A few months earlier, "she had an abscessed tooth, and called around until she found a dentist who would do a root canal for $300, which is half-price," Weinzirl said. "But the dentist wanted the money up front."

Weinzril said the woman wrote a $345 post-dated check to a payday lender and received $300 to pay the dentist.

"Fourteen days later, she went back and rolled it over (renewed the loan) for a $50 fee," Weinzirl said. "For three and a half months, she kept giving them $50 every two weeks. Finally, she went in and asked them how much she still owed them. They told her she owed the original $300, and that she had only been paying interest and fees (to renew the loan)."

Jack Roney, who turned to a payday lender when he was injured in an automobile accident and unable to work for a year, said he was shuttled back and forth between lenders to float new loans to repay old ones.

Roney said he was soon paying $400 a month in loan fees to various payday lenders without paying back a cent on the money he was borrowing. Threatened with criminal bad-check prosecution, Roney and his wife filed for bankruptcy.

"The payday loan places helped us when we really needed it. I admit that," he said. "But the loss of basic dignity was the price I paid. I will never again go to a payday loan company."

Rastorfer said Christ the King CCO learned from a payday loan industry website how lucrative the business can be.
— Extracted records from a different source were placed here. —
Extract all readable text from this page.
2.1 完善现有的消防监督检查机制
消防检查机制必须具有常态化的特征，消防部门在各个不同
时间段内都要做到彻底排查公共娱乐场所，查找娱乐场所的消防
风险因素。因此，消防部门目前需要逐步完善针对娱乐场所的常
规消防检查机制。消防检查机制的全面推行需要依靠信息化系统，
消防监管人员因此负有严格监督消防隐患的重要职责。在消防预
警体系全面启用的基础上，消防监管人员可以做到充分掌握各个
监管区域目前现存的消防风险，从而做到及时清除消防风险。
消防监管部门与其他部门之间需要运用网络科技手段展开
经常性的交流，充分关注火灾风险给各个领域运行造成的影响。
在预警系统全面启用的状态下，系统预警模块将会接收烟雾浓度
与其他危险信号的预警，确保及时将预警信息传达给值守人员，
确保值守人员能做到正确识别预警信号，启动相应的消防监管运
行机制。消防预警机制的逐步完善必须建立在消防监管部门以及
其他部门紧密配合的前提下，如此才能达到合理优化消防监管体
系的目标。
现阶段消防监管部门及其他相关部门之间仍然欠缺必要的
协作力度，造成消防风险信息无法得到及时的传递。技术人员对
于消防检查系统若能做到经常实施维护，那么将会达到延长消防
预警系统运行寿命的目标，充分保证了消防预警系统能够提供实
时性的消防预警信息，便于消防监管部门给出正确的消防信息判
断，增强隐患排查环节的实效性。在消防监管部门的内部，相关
According to the website, a typical payday lender will issue more than 500 loans per month, averaging $300 per loan. Fees and interest amount to nearly 400 percent on an annual basis, according to the website, or about 20 times higher than the law allows consumer credit card companies to charge.

On an average monthly loan volume of nearly $150,000, each payday lender can generate more than $25,000 per month in fees and interest, the website said.
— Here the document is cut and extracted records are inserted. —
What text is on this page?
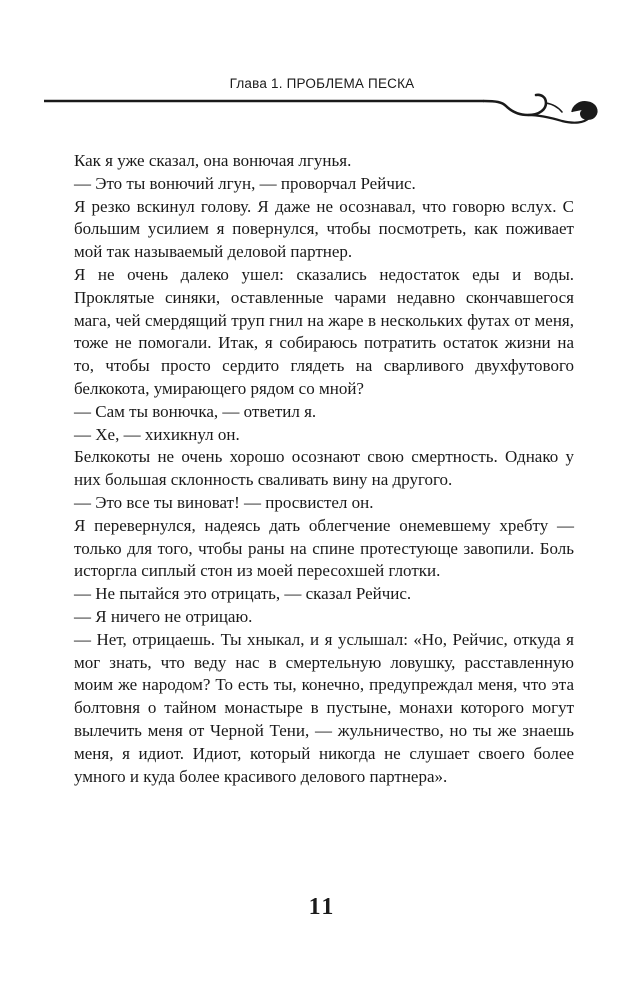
Глава 1. ПРОБЛЕМА ПЕСКА

Как я уже сказал, она вонючая лгунья.

— Это ты вонючий лгун, — проворчал Рейчис.

Я резко вскинул голову. Я даже не осознавал, что говорю вслух. С большим усилием я повернулся, чтобы посмотреть, как поживает мой так называемый деловой партнер.

Я не очень далеко ушел: сказались недостаток еды и воды. Проклятые синяки, оставленные чарами недавно скончавшегося мага, чей смердящий труп гнил на жаре в нескольких футах от меня, тоже не помогали. Итак, я собираюсь потратить остаток жизни на то, чтобы просто сердито глядеть на сварливого двухфутового белкокота, умирающего рядом со мной?

— Сам ты вонючка, — ответил я.

— Хе, — хихикнул он.

Белкокоты не очень хорошо осознают свою смертность. Однако у них большая склонность сваливать вину на другого.

— Это все ты виноват! — просвистел он.

Я перевернулся, надеясь дать облегчение онемевшему хребту — только для того, чтобы раны на спине протестующе завопили. Боль исторгла сиплый стон из моей пересохшей глотки.

— Не пытайся это отрицать, — сказал Рейчис.

— Я ничего не отрицаю.

— Нет, отрицаешь. Ты хныкал, и я услышал: «Но, Рейчис, откуда я мог знать, что веду нас в смертельную ловушку, расставленную моим же народом? То есть ты, конечно, предупреждал меня, что эта болтовня о тайном монастыре в пустыне, монахи которого могут вылечить меня от Черной Тени, — жульничество, но ты же знаешь меня, я идиот. Идиот, который никогда не слушает своего более умного и куда более красивого делового партнера».

11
"The exhorbitant interest and fees charged by payday loans not only drain people of their money, but their dignity as well," Rastorfer said.

Rastorfer said that payday lenders justify those fees by saying that they lend money to high-risk clients when no other lender will.
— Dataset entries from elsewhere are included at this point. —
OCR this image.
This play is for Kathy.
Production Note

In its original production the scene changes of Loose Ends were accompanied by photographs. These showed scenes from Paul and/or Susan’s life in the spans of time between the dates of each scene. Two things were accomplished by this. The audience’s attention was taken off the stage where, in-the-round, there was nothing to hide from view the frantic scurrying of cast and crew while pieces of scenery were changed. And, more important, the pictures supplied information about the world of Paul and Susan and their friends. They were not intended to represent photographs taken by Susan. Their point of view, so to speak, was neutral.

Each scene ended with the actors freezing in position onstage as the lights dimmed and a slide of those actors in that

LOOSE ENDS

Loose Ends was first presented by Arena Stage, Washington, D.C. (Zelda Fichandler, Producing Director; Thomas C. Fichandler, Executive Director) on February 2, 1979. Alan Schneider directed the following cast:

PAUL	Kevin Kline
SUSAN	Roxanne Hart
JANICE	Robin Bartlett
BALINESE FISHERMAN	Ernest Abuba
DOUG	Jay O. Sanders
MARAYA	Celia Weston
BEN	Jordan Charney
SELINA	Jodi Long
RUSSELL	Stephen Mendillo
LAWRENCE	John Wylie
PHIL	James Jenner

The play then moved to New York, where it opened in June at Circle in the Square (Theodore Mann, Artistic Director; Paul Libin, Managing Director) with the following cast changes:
But Rastorfer said that the company markets to the working poor and takes advantage of them when they are desperate.

He showed a slide picturing a nearby payday lending store with a neon sign in the front window that announced: "No Credit Check."

"'No credit check' is advertised to attract even the shakiest borrower," Rastorfer said. "To cover their exposure, the industry has convinced the Missouri legislature to allow them to charge whatever interest they want."

To illustrate the need for increased regulation, Weinzirl said that there are more than 200 payday loan companies now operating in the Kansas City metropolitan area. She showed a slide of a strip shopping center in southeast Kansas City where six different payday loan businesses were operating, some of them side by side.

"It is estimated that the payday loan industry in Missouri will grow by 60 percent within the next two years," she said.

State Rep. Bill Boucher, D-Kansas City, told the crowd that he sponsored legislation this year to cap total loan fees at $50, regardless of the amount of the loan, and to cap interest on payday loans at 30 percent, a level about one-third higher than the legal cap on credit card interest.

But Boucher's bill died a quick death in committee under an onslaught of industry lobbying. One of his bill's primary opponents, he said, was the Missouri Chamber of Commerce.

"That's how big the pressure is against doing anything with this industry," he said.

Boucher said that a substitute bill to place a cap on fees but not on interest rates is likely to pass this session.

"It's half of a loaf," he admitted. "But it has taken us two years just to get this half of a loaf."

Christ the King CCO also won pledges of support from State Reps. Marsha Campbell, Cathy Jolly and Jenee Lowe, all Kansas City Democrats, for broader legislation to re-regulate the industry.

Father John Weiss, pastor of Christ the King Parish, said the task won't be easy.

"We are on our way," he said. "But this meeting is just the beginning. We have a long way to go."